Hande Erçel: Bir haftada 5 kilo verip rolü kaptım
Hande Erçel: Bir haftada 5 kilo verip rolü kaptım
Güneşin Kızları dizisinin başarılı oyuncusu Hande Erçel, hakkında merak edilenleri ve dizinin set ortamını, Hürriyet gazetesinden İzzet Çapa'ya anlattı. Diziye dahil olmasının hiç kolay olmadığını söyleyen Erçel'in, İzzet Çapa ile söyleşisi şöyle:"Güneşin Kızları" bu sezon açık ara en çok sevdiğim yerli dizi! Ne yalan söyleyeyim, dolu dolu hayat hikâyeleri olduğuna inanmadığım için genç oyuncularla röportaj yapmayı pek sevmiyorum.Ama diziyi izlerken Güneş'in kızı Selin'in intikam aldıktan sonraki bakışını görünce, içimden "Bu kızda ışık var" dedim. İki gün sonra da soluğu sette aldım ve seyircinin onu neden bu kadar sevdiğini anladım. Çünkü Hande Erçel gerçekten de dünyalar tatlısı! Buyrun muhabbetimize siz de katılın...
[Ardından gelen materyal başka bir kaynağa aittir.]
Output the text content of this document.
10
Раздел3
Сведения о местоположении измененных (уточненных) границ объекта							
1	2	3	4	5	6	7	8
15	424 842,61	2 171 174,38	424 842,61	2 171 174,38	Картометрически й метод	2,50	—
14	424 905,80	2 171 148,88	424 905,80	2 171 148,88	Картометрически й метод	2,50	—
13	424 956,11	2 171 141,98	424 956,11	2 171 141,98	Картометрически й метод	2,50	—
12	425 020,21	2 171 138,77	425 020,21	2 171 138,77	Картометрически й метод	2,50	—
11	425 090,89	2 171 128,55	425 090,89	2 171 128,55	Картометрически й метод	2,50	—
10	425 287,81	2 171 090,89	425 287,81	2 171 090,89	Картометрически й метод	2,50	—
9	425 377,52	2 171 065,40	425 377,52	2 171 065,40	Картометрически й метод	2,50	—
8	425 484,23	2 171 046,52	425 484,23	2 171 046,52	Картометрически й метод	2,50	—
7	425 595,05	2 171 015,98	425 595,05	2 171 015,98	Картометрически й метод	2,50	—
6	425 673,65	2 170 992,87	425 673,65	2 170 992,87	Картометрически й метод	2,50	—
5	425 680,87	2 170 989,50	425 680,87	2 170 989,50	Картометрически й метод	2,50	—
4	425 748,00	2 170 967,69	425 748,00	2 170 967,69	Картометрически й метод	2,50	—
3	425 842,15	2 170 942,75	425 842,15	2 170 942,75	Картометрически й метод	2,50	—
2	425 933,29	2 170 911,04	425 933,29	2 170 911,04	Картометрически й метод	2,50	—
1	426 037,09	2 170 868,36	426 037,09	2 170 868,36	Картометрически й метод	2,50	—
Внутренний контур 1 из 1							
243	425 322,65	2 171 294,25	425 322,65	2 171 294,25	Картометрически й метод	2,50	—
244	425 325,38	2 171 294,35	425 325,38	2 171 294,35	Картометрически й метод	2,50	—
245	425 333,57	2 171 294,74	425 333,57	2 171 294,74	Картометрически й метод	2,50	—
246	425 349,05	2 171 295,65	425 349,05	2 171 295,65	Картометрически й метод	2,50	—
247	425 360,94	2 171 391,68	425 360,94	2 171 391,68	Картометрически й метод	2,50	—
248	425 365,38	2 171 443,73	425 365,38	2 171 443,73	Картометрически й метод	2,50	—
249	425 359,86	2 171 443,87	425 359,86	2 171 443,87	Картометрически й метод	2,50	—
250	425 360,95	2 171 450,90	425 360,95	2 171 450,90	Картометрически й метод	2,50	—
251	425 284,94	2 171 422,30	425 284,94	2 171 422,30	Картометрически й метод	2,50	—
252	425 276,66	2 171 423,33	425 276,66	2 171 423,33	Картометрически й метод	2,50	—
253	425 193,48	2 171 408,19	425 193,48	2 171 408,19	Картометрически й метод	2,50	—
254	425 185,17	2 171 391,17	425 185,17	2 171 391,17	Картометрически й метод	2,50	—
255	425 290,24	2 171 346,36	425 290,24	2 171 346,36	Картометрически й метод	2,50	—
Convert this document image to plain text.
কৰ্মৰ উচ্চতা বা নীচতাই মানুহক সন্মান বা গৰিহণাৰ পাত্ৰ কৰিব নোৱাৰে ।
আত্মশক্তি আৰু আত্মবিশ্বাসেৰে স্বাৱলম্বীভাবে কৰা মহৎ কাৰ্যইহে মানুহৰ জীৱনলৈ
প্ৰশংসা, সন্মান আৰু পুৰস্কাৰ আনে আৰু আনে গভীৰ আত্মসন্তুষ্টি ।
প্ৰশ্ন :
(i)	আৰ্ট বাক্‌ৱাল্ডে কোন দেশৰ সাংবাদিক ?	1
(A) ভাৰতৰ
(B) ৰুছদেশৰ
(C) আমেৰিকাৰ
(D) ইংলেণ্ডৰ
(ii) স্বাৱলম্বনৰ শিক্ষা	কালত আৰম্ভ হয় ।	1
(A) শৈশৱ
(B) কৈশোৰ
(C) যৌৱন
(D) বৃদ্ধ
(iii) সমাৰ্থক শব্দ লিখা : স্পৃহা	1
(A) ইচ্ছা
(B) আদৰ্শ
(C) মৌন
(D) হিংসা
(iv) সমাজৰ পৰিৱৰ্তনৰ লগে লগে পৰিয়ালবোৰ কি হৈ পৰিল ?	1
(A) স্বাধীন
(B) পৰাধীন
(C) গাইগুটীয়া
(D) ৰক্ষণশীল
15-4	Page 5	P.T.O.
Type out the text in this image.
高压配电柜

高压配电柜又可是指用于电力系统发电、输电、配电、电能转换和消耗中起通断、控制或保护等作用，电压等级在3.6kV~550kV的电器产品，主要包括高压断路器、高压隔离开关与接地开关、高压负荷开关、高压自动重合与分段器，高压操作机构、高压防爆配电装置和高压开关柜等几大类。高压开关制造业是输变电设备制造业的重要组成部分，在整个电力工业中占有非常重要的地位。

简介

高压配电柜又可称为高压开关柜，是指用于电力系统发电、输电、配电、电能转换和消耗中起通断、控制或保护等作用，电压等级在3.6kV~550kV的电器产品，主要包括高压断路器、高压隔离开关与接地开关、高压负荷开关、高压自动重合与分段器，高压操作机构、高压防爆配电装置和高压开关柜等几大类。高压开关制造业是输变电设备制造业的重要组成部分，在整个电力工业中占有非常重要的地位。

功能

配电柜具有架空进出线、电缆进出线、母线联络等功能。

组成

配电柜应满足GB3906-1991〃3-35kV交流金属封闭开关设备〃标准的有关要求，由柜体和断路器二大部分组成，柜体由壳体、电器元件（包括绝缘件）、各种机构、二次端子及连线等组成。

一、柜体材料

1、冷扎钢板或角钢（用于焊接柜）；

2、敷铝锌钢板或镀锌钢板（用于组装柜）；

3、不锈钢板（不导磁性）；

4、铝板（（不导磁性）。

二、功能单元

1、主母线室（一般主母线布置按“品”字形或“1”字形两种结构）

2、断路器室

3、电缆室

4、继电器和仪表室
Güneş'in kızı Selin olarak hayatımıza bir girdin, pir girdin. Peki Hande, Selin'le tanışıncaya kadar neler yaşadı?- Benim hikâyem Bandırma'da başlar. Orada doğup büyüdüm. Beyaz eşya yetkili servisi babayla, ev hanımı annenin kızıyım. Bir de ablam var. Çocukluğum o kadar mutlu geçti ki, geriye dönüp baktığımda aklıma tek bir kötü anı bile gelmiyor. Bu yüzden aile konusunda çok şanslı olduğuma inanıyorum.Bu yeni nesil genç starlardan da, Küçük Emrah filmleri misali 'acıların çocuğu' hikâyesi hiç çıkmıyor...- İnan ki arabesk kategorisine girecek hiçbir yanı yok hayatımın. Dediğim gibi sevgi dolu ve keyifli bir çocukluk geçirdim.
Madem Bandırma'da bu kadar mutluydun, İstanbul'a niye geldin?- Zaten baba tarafım İstanbullu olduğu için, şehri az çok biliyordum. 17 yaşında Mimar Sinan Üniversitesi Geleneksel Türk Sanatları Bölümü'nü kazanınca rotayı buraya çevirip, kız yurduna yerleştim. Ama bir sene sonra da "Bu böyle olmayacak" deyip Moda'da ev tuttum.
Haydi diyelim sizinkiler İstanbul gibi bir şehirde 17 yaşında eve çıkmana izin verdi, peki sen hiç korkmadın mı?- Hiç ama hiç korkmadım. İnandığım her şeyin üzerine de korkmadan atlarım. Yarın bir gün Hollywood'a yerleştiğimi de duyarsan sakın şaşırma. Ama şimdilik kendimi Anadolu Yakası'nda çok daha rahat hissediyorum. Zaten artık tek değilim. Bir sene önce, Çanakkale'de okuyan ablam mezun olup yanıma taşındı. Herkesin bildiğinin aksine ben onun değil, o benim kapımı çaldı yani (gülüyor).